For as big a part as time plays in its premise, Legends of Tomorrow does little with the conceit that's legitimately clever. Bones are thrown in the form of a Pacific Rim-style throwdown with a giant robot or a shootout with futuristic weapons in olden days, but mostly, it's just Rip lecturing the team about not taking certain actions that might alter history, only for the show to then thumb its nose at continuity anyway. Stakes are nigh meaningless when you're sure some excuse is just around the corner, rendering the crew's trek across the centuries a lethargic crawl. As the actors go, most feel only committed enough to sell the metaphysical jargon and sciencespeak they must recite, though a few standouts emerge over the course of the season. Purcell and Miller have fun hamming it up (with the latter earning a surprisingly solid character arc), Routh comes across as appealingly nerdy, and with an accent that's hard to pin down, you can buy Crump's Savage as some dude who's spent millennia sowing evil's seeds all over the world. Easter eggs for DC fans are few, though viewers are likely to get a kick out of the show's cameo line-up, which includes a nice guest spot for Johnathan Schaech as everyone's favorite disfigured gunslinger, Jonah Hex.
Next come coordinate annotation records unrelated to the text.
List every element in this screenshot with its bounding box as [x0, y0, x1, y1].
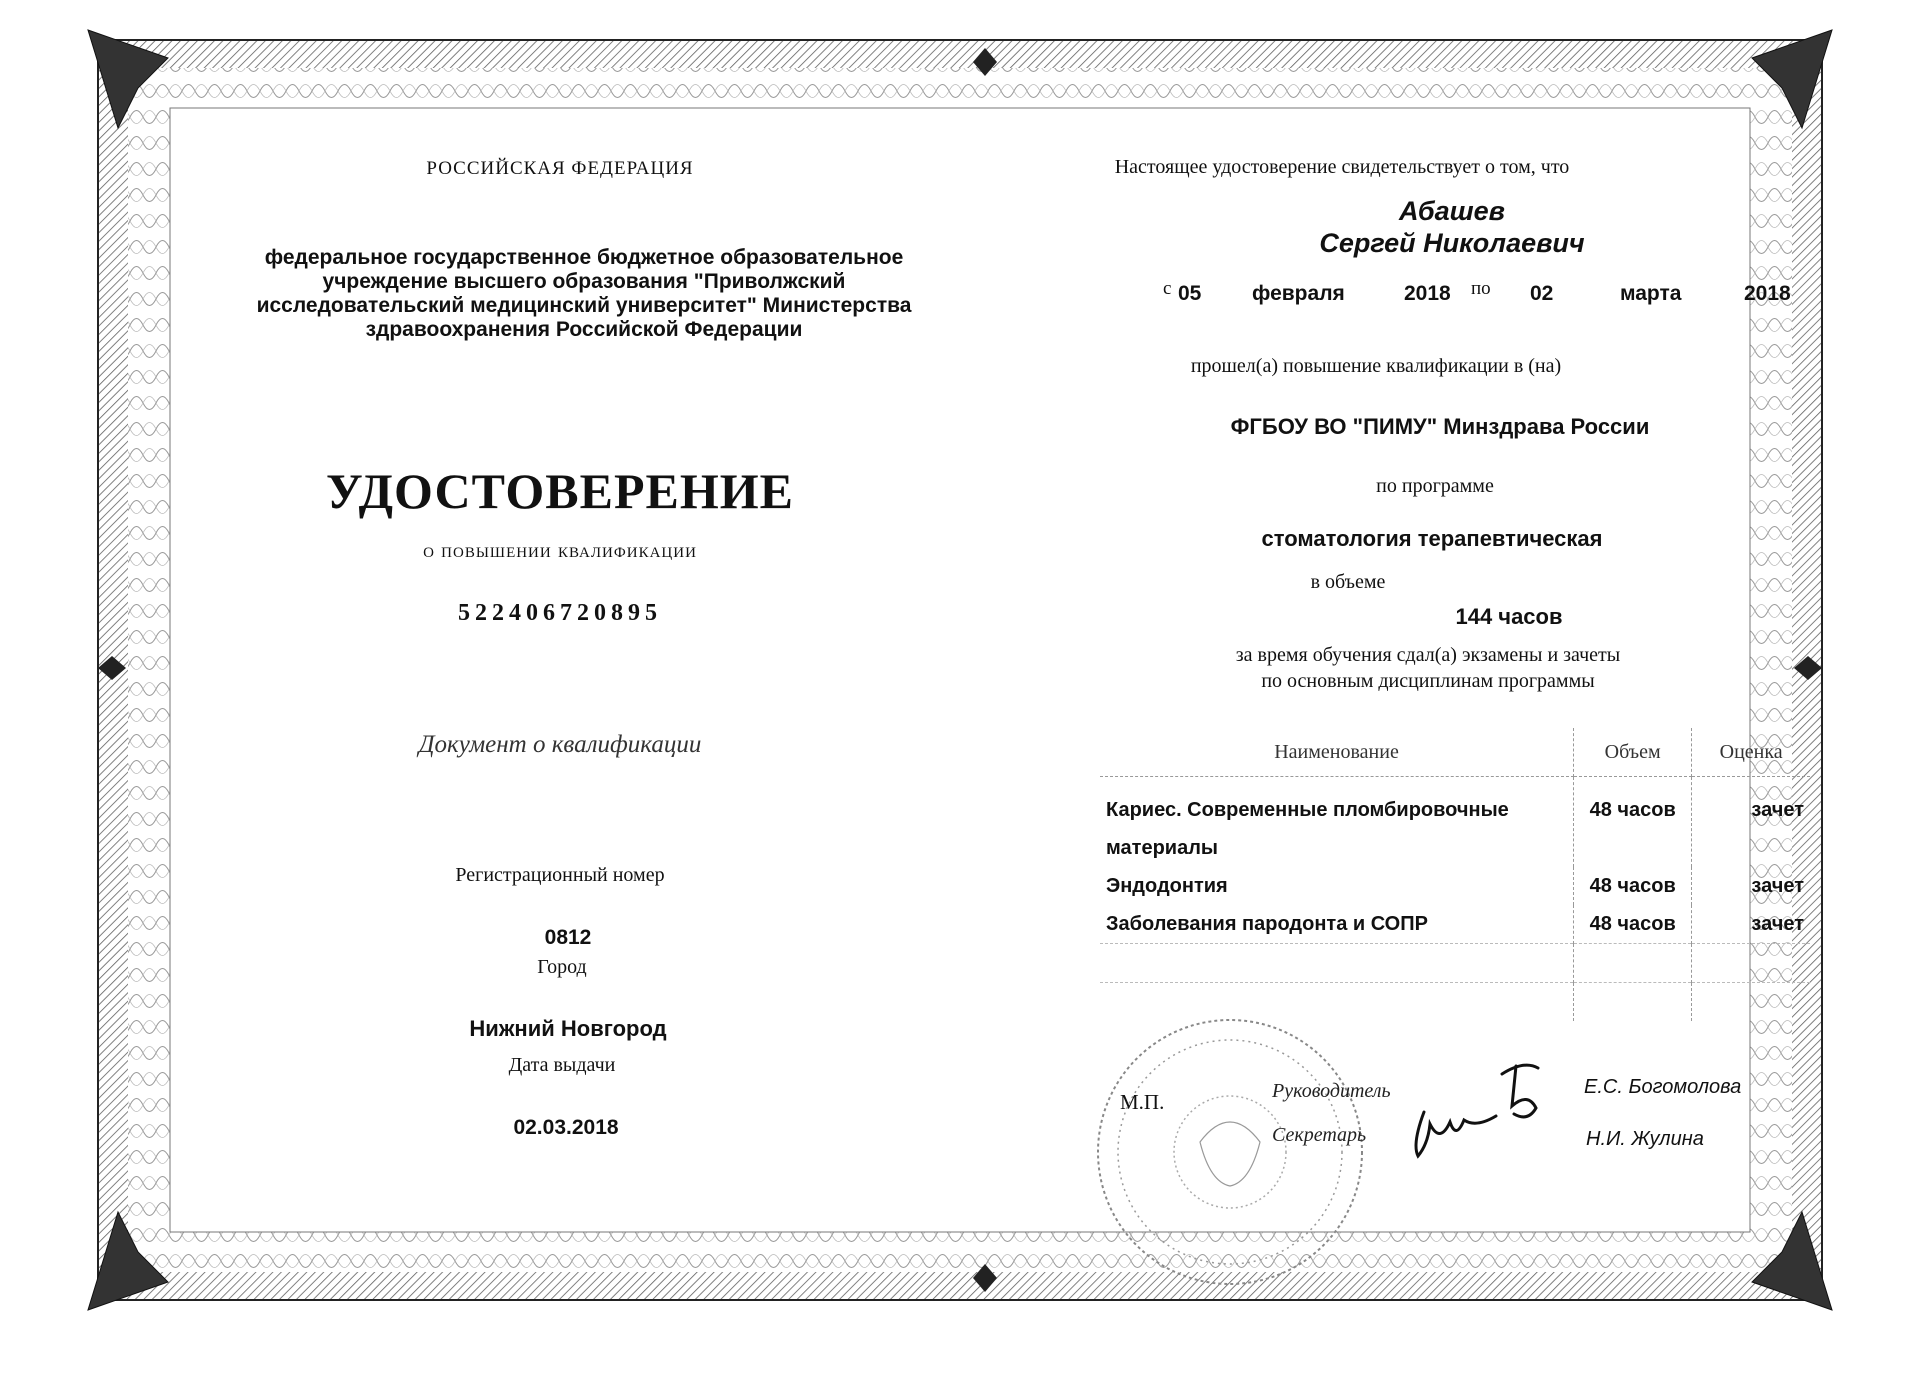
table-row: [1100, 905, 1810, 944]
discipline-name: Заболевания пародонта и СОПР: [1100, 905, 1574, 944]
secretary-label: Секретарь: [1272, 1124, 1367, 1146]
country-name: РОССИЙСКАЯ ФЕДЕРАЦИЯ: [426, 158, 694, 179]
document-number: 522406720895: [458, 600, 662, 626]
document-title: УДОСТОВЕРЕНИЕ: [326, 463, 794, 519]
issue-date-label: Дата выдачи: [508, 1054, 616, 1076]
city-value: Нижний Новгород: [469, 1016, 667, 1041]
discipline-grade: зачет: [1751, 799, 1804, 821]
discipline-name: Эндодонтия: [1100, 867, 1574, 905]
volume-value: 144 часов: [1455, 604, 1563, 629]
table-row: [1100, 777, 1810, 868]
organization-name: ФГБОУ ВО "ПИМУ" Минздрава России: [1230, 414, 1650, 439]
institution-line-2: учреждение высшего образования "Приволжский: [322, 270, 846, 293]
stamp-label: М.П.: [1120, 1090, 1165, 1114]
institution-line-1: федеральное государственное бюджетное образовательное: [264, 246, 904, 269]
period-to-year: 2018: [1744, 282, 1791, 305]
secretary-name: Н.И. Жулина: [1586, 1128, 1704, 1150]
period-from-year: 2018: [1404, 282, 1451, 305]
document-type: Документ о квалификации: [418, 731, 702, 758]
document-subtitle: о повышении квалификации: [423, 538, 697, 562]
table-header-row: [1100, 728, 1810, 777]
issue-date: 02.03.2018: [513, 1116, 619, 1139]
period-to-label: по: [1471, 278, 1491, 299]
institution-line-3: исследовательский медицинский университет" Министерства: [256, 294, 912, 317]
period-from-month: февраля: [1252, 282, 1345, 305]
period-to-day: 02: [1530, 282, 1554, 305]
table-row-empty: [1100, 944, 1810, 983]
header-hours: Объем: [1574, 728, 1692, 777]
period-from-day: 05: [1178, 282, 1202, 305]
holder-surname: Абашев: [1399, 196, 1505, 226]
discipline-hours: 48 часов: [1574, 777, 1692, 868]
discipline-hours: 48 часов: [1574, 867, 1692, 905]
disciplines-table: [1100, 728, 1810, 1021]
discipline-hours: 48 часов: [1574, 905, 1692, 944]
passed-text: прошел(а) повышение квалификации в (на): [1190, 355, 1562, 377]
city-label: Город: [537, 956, 587, 978]
header-grade: Оценка: [1692, 728, 1810, 777]
program-name: стоматология терапевтическая: [1261, 526, 1603, 551]
discipline-grade: зачет: [1751, 875, 1804, 897]
discipline-grade: зачет: [1751, 913, 1804, 935]
program-label: по программе: [1376, 475, 1494, 497]
discipline-name-cont: материалы: [1106, 837, 1218, 859]
period-from-label: с: [1163, 278, 1172, 299]
holder-given-names: Сергей Николаевич: [1319, 228, 1585, 258]
head-name: Е.С. Богомолова: [1584, 1076, 1742, 1098]
certificate-intro: Настоящее удостоверение свидетельствует о том, что: [1114, 156, 1570, 178]
header-name: Наименование: [1100, 728, 1574, 777]
official-seal: [1090, 1012, 1370, 1292]
period-to-month: марта: [1620, 282, 1682, 305]
secretary-signature: [1404, 1104, 1504, 1164]
exams-text-line-1: за время обучения сдал(а) экзамены и зачеты: [1235, 644, 1621, 666]
discipline-name: Кариес. Современные пломбировочные: [1106, 799, 1509, 821]
reg-number: 0812: [544, 926, 592, 949]
table-row: [1100, 867, 1810, 905]
volume-label: в объеме: [1310, 571, 1386, 593]
exams-text-line-2: по основным дисциплинам программы: [1261, 670, 1595, 692]
reg-number-label: Регистрационный номер: [455, 864, 665, 886]
head-label: Руководитель: [1272, 1080, 1391, 1102]
institution-line-4: здравоохранения Российской Федерации: [365, 318, 803, 341]
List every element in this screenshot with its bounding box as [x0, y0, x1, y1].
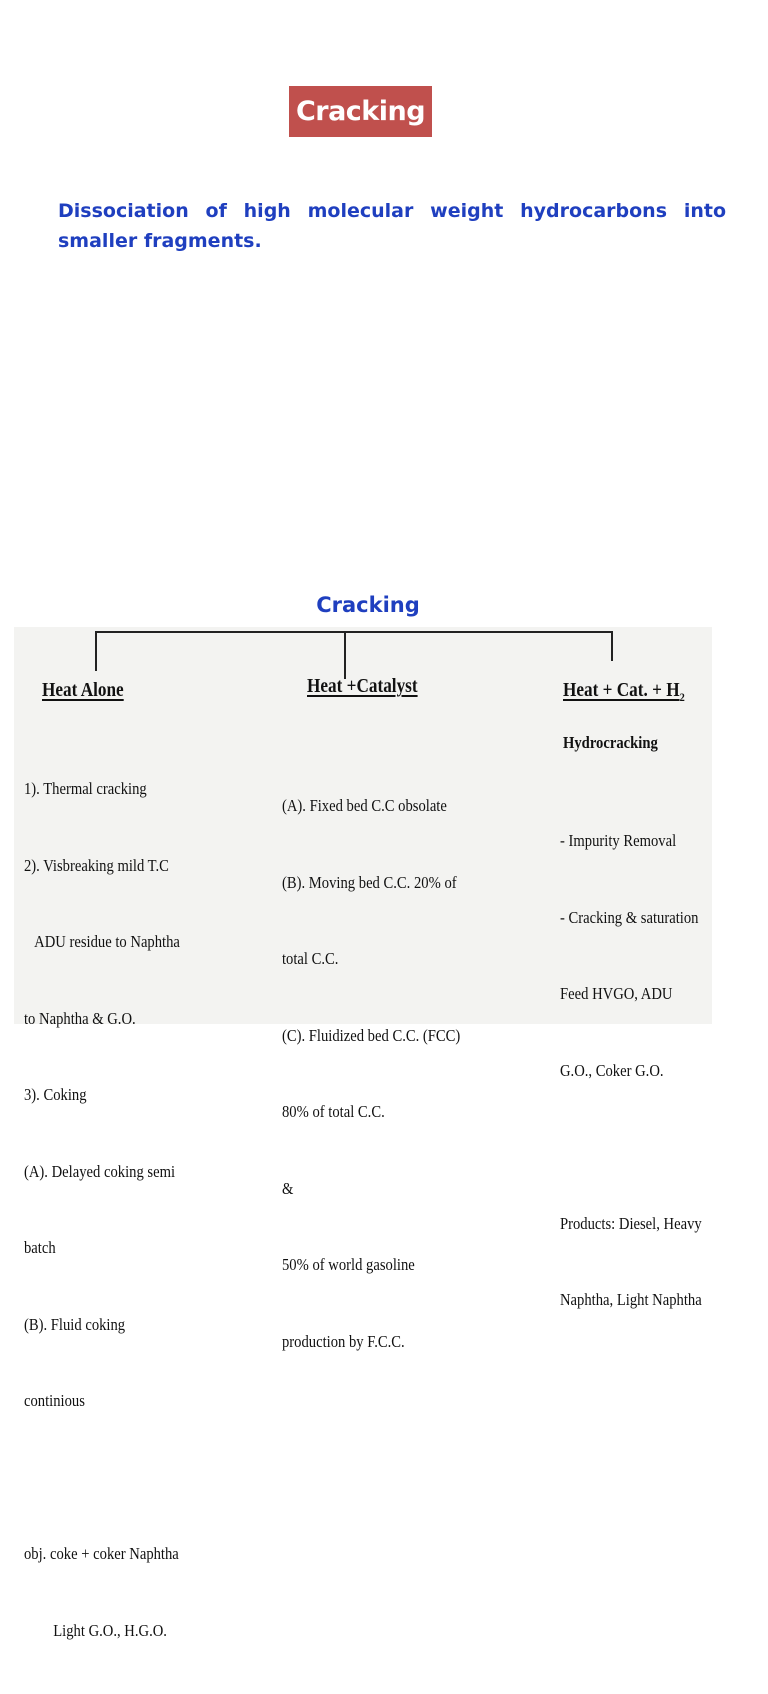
list-item: continious: [24, 1391, 85, 1410]
list-item: 80% of total C.C.: [282, 1102, 385, 1121]
list-item: Naphtha, Light Naphtha: [560, 1290, 702, 1309]
definition-text: Dissociation of high molecular weight hydrocarbons into smaller fragments.: [58, 200, 726, 252]
tree-branch-right: [611, 631, 613, 661]
column-hydro-text: [560, 777, 702, 1364]
slide-title: Cracking: [289, 86, 432, 137]
list-item: (A). Fixed bed C.C obsolate: [282, 796, 447, 815]
list-item: 50% of world gasoline: [282, 1255, 415, 1274]
list-item: [560, 1134, 702, 1160]
column-heading-hydro-subscript: 2: [679, 690, 685, 704]
column-heading-heat-catalyst: Heat +Catalyst: [307, 675, 418, 697]
tree-branch-center: [344, 631, 346, 679]
column-heat-alone-text: [24, 725, 180, 1694]
list-item: to Naphtha & G.O.: [24, 1008, 136, 1028]
list-item: 2). Visbreaking mild T.C: [24, 855, 169, 875]
column-heading-hydro: [563, 679, 685, 705]
list-item: ADU residue to Naphtha: [24, 932, 180, 951]
list-item: Products: Diesel, Heavy: [560, 1213, 702, 1233]
list-item: &: [282, 1178, 294, 1198]
diagram-title: Cracking: [316, 593, 420, 617]
list-item: 3). Coking: [24, 1085, 87, 1104]
list-item: total C.C.: [282, 949, 339, 968]
list-item: - Cracking & saturation: [560, 907, 699, 927]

For what should've been the comics giant's most dazzling, daring, and epic series to date, DC's Legends of Tomorrow plays things disappointingly safe. The season's last episode promises an even bigger romp through the publisher's canon of characters and worlds, but judging from how scattershot the quality of its sixteen installments were, whether round two's execution will do its scope justice remains up in the air. Far from the worst piece of media to bear the Distinguished Competition's initials this year, Legends of Tomorrow still succeeds in stifling an idea that could have easily been something big.
BLU-RAY SPECIAL FEATURES:
-Footage from the show's 2015 Comic-Con panel.
-Making-of featurettes.
-Gag reel.
(Released by Warner Home Video. Not rated by MPAA.)